Está claro que en la guerra y en el procés --que según los activistas más radicales, viene a ser lo mismo--, todo vale. De manipulaciones históricas está la hemeroteca llena, hasta el punto de que dos posibles candidatos de Junts per Catalunya (JxCat), Joan Canadell y Jordi Puigneró, bendecidos por Carles Puigdemont, dan por bueno el revisionismo del estrafalario Institut Nova Història. El mismo que defiende la catalanidad de Cristóbal Colón. Luego se tilda a los inmigrantes procedentes del resto de España de colonos. La sinrazón del sectarismo secesionista.

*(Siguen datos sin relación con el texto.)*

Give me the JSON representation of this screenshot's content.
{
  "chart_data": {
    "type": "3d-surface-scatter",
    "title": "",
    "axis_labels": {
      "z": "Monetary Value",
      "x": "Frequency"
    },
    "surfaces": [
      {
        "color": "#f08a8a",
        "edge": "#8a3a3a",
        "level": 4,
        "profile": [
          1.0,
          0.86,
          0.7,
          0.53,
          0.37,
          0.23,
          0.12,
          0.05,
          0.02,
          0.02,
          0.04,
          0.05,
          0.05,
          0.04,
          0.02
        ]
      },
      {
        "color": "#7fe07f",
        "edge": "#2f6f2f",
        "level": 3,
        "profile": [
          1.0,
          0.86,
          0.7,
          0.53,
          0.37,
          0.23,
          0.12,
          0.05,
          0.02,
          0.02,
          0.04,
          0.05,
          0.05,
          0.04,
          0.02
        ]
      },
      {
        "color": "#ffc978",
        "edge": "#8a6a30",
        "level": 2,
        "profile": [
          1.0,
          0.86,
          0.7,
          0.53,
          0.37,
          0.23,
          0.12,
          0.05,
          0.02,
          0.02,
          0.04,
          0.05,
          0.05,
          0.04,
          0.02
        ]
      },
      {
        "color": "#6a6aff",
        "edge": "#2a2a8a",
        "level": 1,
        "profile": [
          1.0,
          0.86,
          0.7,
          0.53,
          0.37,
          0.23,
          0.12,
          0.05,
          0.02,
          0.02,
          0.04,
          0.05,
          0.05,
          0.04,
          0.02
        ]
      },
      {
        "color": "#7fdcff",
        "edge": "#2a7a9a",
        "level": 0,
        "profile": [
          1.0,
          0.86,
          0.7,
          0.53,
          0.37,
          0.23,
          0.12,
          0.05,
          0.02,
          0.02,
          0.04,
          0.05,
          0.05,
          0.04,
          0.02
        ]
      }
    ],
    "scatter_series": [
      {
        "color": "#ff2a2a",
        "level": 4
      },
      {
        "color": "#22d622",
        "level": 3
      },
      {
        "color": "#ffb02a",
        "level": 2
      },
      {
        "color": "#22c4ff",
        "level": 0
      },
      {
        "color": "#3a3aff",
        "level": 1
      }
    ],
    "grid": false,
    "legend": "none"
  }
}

En esta guerra de la independencia catalana se ha llegado a dar por buena la comparación del activismo secesionista con la lucha por la igualdad racial, intensificada estos días a raíz de la muerte de George Floyd debido a la brutalidad policial. La realidad es tozuda y mientras los gurús del independentismo se miraban en el espejo afroamericano, en Cataluña asistíamos a brotes de discriminación racial preocupantes. El rechazo a los temporeros de Lleida, el asalto a una vivienda ocupada por inmigrantes en Premià de Mar (Barcelona) o los insultos racistas de seis agentes de los Mossos a un joven detenido demuestran los prejuicios existentes en nuestra sociedad. Pero sobre todo, lo nociva que es la displicencia de nuestros gobernantes en general, y de los mandos de la policía autonómica, en particular.
La tibieza del consejero de Interior, Miquel Buch, con lo ocurrido en Sant Feliu Sasserra no hace ningún favor a los agentes ahora trasladados y que no han sido objeto de ninguna sanción disciplinaria. Los hechos ocurrieron hace más de un año y cabe preguntarse qué habría hecho el departamento de Interior si SOS Racismo no hubiera denunciado los graves, insoportables, condenables insultos al joven Wubi. Nada puede justificar ataques de este tipo, aunque al igual que otros cuerpos policiales, la presión, los nervios, el miedo o la presunta agresividad de un delincuente hagan mella en los agentes.
Hace tiempo que los mossos, los que salen a la calle, los que se juegan la vida, se sienten abandonados y relegados por unos mandos entregados a los devaneos políticos de Buch y Torra. Las sanciones disciplinarias, en muchas ocasiones, no responden a criterios objetivos, sino a los intereses partidistas del president, que cuando necesita granjearse la amistad de la CUP o de los CDR, opta por la caza de brujas y las depuraciones dentro del cuerpo.
De esa forma se ha ido moldeando en los últimos años un departamento de Interior a la medida del procesismo oficial y con continuos cambios en los mandos superiores, lo que añade inestabilidad e incertidumbre en una policía siempre en punto de mira. Que el jefe de los Mossos, Eduard Sallent, tenga el cuajo de admitir que existe un “sesgo étnico” en las identificaciones policiales, no solo es preocupante, sino que demuestra que hay un problema no resuelto en esta Cataluña plural, charnega y diversa. Que lo es, aunque el nacionalismo exacerbado intente impedirlo.
Hay que remitir, de nuevo, a los atentados del 17A e insistir que la Generalitat nunca ha analizado con rigor social qué lleva a unos chicos integrados en Ripoll --ese término que, para algunos, solo pasa por hablar en catalán-- a convertirse en terroristas yihadistas. O qué pasa por la mente de algunos mossos para sacar pecho de su racismo. O qué falla en los protocolos o en la formación de los mandos de los Mossos para que un inspector con antecedentes de agresión sea ascendido a jefe de la ARRO dos meses antes de ser condenado por pegar a manifestantes del 15M en el desalojo de la plaza Catalunya en 2011.
¡Cómo nos hemos reído con la parodia del exconsejero de Interior, Felip Puig, llevando un bate de béisbol en el hombro! El tiempo ha demostrado que no se puede frivolizar con determinados comportamientos. Que lo ocurrido con Floyd no es un hecho aislado. Que en Almería, un joven murió también asfixiado en un centro de menores mientras era inmovilizado por varios guardias de seguridad.
Y, sobre todo, que al frente de los Mossos d’Esquadra no se puede colocar al primer activista secesionista comprometido. Para causa social, la que deja una pandemia que ahonda en las desigualdades económicas y en los problemas de convivencia.